During recent years, developments in Estonian society have, in general, not been conducive to social cohesion. The state’s relative inability to balance the effects of market mechanisms with social political measures has created wide disparities between social classes and different regions (as witnessed by the yearly published Estonian Human Development Reports). However, the powerful development of the non-profit sector, since the late 1990s, is a sign of change in this respect. In 2014, the number of registered non-profit voluntary associations amounted to around 18 000 – a high figure in relation to the size of the country’s population. Not all of the registered organisations are, however, active and they tend to operate with very few resources. Their average size of membership has diminished during the past five years. Around 31% of the population are members of a sports, leisure, cultural or other association, while 16% are members of a religious organisation, 8% of a political party and 7% of a labour union.

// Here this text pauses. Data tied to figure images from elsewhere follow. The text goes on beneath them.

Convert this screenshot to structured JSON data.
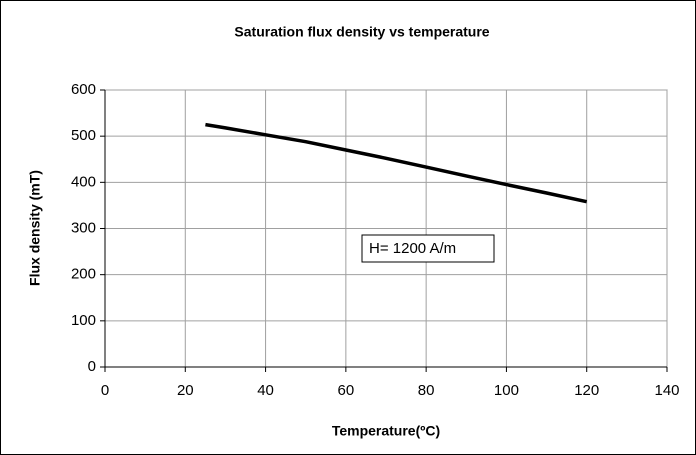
{
  "chart_data": {
    "type": "line",
    "title": "Saturation flux density vs temperature",
    "x_label": "Temperature(ºC)",
    "y_label": "Flux density (mT)",
    "annotation": "H= 1200 A/m",
    "x": [
      25,
      30,
      40,
      50,
      60,
      70,
      80,
      90,
      100,
      110,
      120
    ],
    "series": [
      {
        "name": "Flux density",
        "color": "#000000",
        "values": [
          525,
          518,
          503,
          488,
          470,
          452,
          433,
          414,
          395,
          377,
          358
        ]
      }
    ],
    "xlim": [
      0,
      140
    ],
    "xticks": [
      0,
      20,
      40,
      60,
      80,
      100,
      120,
      140
    ],
    "ylim": [
      0,
      600
    ],
    "yticks": [
      0,
      100,
      200,
      300,
      400,
      500,
      600
    ],
    "grid": true
  }
}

In cultural policies, there is a tendency to present culture as part of a common, “national” cause, which can, in some respects, have the effect of enhancing social cohesion. At the same time, it may have the opposite effect when seen from the point of view of those people who have difficulties in identifying with and seeing themselves as a part of the national “grand narrative”. In explicit terms, social cohesion has become a cultural policy issue in the specific field of integration of national minorities and immigrants.
The Constitution, which was adopted in 1992, recognises the right of national minorities to express their identity and develop their cultural traditions. The state administration is, in principle, mono-lingually Estonian. However, in practice, society has continued to function bilingually in Estonian and Russian, especially in such ethnically mixed localities as Tallinn, the capital and the larger cities in the North East. Even if Tallinn itself does not organise cultural services in Russian, or in other minority languages, it finances the activities of a number of NGOs dealing with minority cultures, and provides them with space in the Russian Cultural Centre and in other cultural and community centres. Similar pragmatism can be seen from the language strategies adopted by larger businesses: even if public advertising in other languages than Estonian is restricted by legislation, clients are offered services in Estonian and Russian (and eventually English or even Finnish) as a matter of daily routine. The same can be said of most public services such as education, health care, police, communications, etc., and also of many types of activities of the non-profit organisations. In its opinion of 2001, the Council of Europe’s Advisory Committee monitoring the Framework Convention for the Protection of National Minorities was pleased to note that the use of Russian was widely accepted in contacts with authorities, but deplored the lack of legislation that would guarantee that right. In these respects, the situation has not changed.
The legislative measure most directly concerned with minority cultures is the Law on the Cultural Autonomy of National Minorities, (1993) (see, however, the discussion in chapter 2.6 on the difficulties in implementing it). To a large extent, the Act has remained a dead-letter; minorities continue to organise their cultural life through voluntary associations and non-profit foundations, in accordance to the general legislation on non-profit organisations
Even if the number of different organisations for minority cultures is large, they have remained very small in size, and their ability to reach out to the members of minority groups is limited. On the other hand, there are some events and institutions that are remind Estonians about the existing diversity in the country – the Slavonic Song festival, the Russian Drama Theatre, the Swedish and Armenian churches, or the radio and TV programmes in minority languages. The cultural policies of the state and local governments towards ethnic minorities have mainly consisted of direct and indirect support to the activities of non-profit organisations and amateur cultural groups. However, these organisations and groups cannot, by themselves, have much influence on one of the most acute problems faced by cultural policy today: the minorities’ lower level of cultural participation, consumption and access to pursuing a career in culture.